[39] Noms fréquents au Nord de la France, attribués par dérision aux croisés.

Le comte de Montfort, entendant ces paroles cuisantes, passa l’eau et vint sur la grève ; ses nobles barons allèrent le recevoir. Il se prit à rire, et les questionna : « Seigneur comte, dit Joris, vous avez maintenant votre pareil, qui apporte avec lui sang et glaive, flamme et tempête, et nous allons avoir à nous défendre avec le fer et l’acier. » — « Joris, dit le comte, ne m’effrayez point ! Celui qui ne sait prendre une résolution en temps opportun ne doit point aller prendre l’épervier à la cour du Puy[40] ! Toujours Toulouse et le comte m’auront pour adversaire : ni trêve, ni paix, ni accord, jusqu’à ce que je les aie pris ou qu’ils m’aient pris ! A mon avantage, et pour leur malheur, en cet hôpital[41] je ferai un château parfait, avec créneaux, lices, enceinte fortifiée, et, au dehors une palissade de pieux ; partout à la ronde un grand fossé transversal ; de ce côté-ci, vers le fleuve un beau mur sur un terre-plein élevé ; là-bas, du côté de la Gascogne, un pont et un port. Je serai de cette façon maître du rivage, des convois et des vivres ! »

[40] Allusion à un usage mentionné dans divers romans courtois : un chevalier, en offrant à sa dame un épervier posé sur un perchoir, lui décernait le prix de beauté : mais il devait défendre son choix les armes à la main. Cf. Erec et Enide (Poèmes et Récits de la Vieille France, XV) chap. 1, p. 15-24.

[41] L’Hôpital de la Grave, sur la rive gauche de la Garonne.

XXIII
Mort de Simon.

Après de multiples échecs, Simon de Montfort décide d’attaquer le rempart de la ville avec la chatte qu’il a fait construire ; mais les Toulousains parviennent à la détruire, mettant en déroute les croisés qui en assuraient la garde. Simon apprend la nouvelle à l’église.

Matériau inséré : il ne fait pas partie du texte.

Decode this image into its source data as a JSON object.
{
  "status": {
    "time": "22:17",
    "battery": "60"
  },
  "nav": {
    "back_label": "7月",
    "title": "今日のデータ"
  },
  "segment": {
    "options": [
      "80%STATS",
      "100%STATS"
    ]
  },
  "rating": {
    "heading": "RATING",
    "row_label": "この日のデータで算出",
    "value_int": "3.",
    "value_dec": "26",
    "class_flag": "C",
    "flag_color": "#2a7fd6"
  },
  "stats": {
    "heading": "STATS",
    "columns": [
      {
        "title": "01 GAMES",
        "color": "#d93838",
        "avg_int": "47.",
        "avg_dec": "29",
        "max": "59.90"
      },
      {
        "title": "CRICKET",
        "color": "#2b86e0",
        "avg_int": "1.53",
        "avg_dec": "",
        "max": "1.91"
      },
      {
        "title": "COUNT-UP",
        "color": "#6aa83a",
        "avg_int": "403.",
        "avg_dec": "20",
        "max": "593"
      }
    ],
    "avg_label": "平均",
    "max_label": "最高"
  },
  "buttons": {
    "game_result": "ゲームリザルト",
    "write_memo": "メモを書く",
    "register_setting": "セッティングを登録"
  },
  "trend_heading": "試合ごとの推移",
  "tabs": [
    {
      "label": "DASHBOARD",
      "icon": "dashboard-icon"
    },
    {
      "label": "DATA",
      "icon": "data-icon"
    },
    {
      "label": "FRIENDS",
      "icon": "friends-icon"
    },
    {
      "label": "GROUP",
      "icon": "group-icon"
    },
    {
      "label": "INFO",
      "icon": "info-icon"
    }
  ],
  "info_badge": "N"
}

Voici qu’un messager se dirige vers le comte, criant : « Sire comte de Montfort, vous souffrez aujourd’hui grand dommage pour être si dévot, car les hommes de Toulouse ont tué vos chevaliers et vos meilleurs soudoyers. Guillaume, Thomas, Garnier et Simon du Caire y sont morts ; Gautier est blessé ; Pierre de Voisins, Aimon, Rainier tiennent tête à l’attaque et protègent les targiers[42]. Si la mêlée et la tuerie durent davantage, jamais vous ne serez maître de cette terre. » Le comte frémit, soupire, devient triste et sombre, et dit : « Au sacrifice ! Jésus-Christ droiturier, donnez-moi aujourd’hui la mort ou la victoire ! » Il mande ensuite aux mainadiers, aux barons de France et à ses soudoyers de venir tous ensemble sur leurs coursiers arabes.

[42] Sortes d’appareils défensifs formés de targes jointes.

Il en arrive bien soixante mille[43] ; à leur tête le comte chevauche en toute hâte avec Sicart de Montaut, son gonfalonier, Jean de Berzi, Foucaut et Riquier. Derrière eux suit la grande masse des porte-bourdon. Les cris, le son des trompes, des cors, la voix des porte-enseigne, le sifflement des frondes et les coups des pierrières font un bruit de vent, d’orage, de tempête, tel que la ville, l’eau et la grève en frémissent. Ceux de Toulouse en furent tellement désemparés que beaucoup tombèrent dans les fossés ; mais en peu de temps ils se ressaisissent et s’élancent au dehors entre les jardins et les vergers, sergents et dardiers occupant la place.

[43] Ce chiffre est évidemment très exagéré.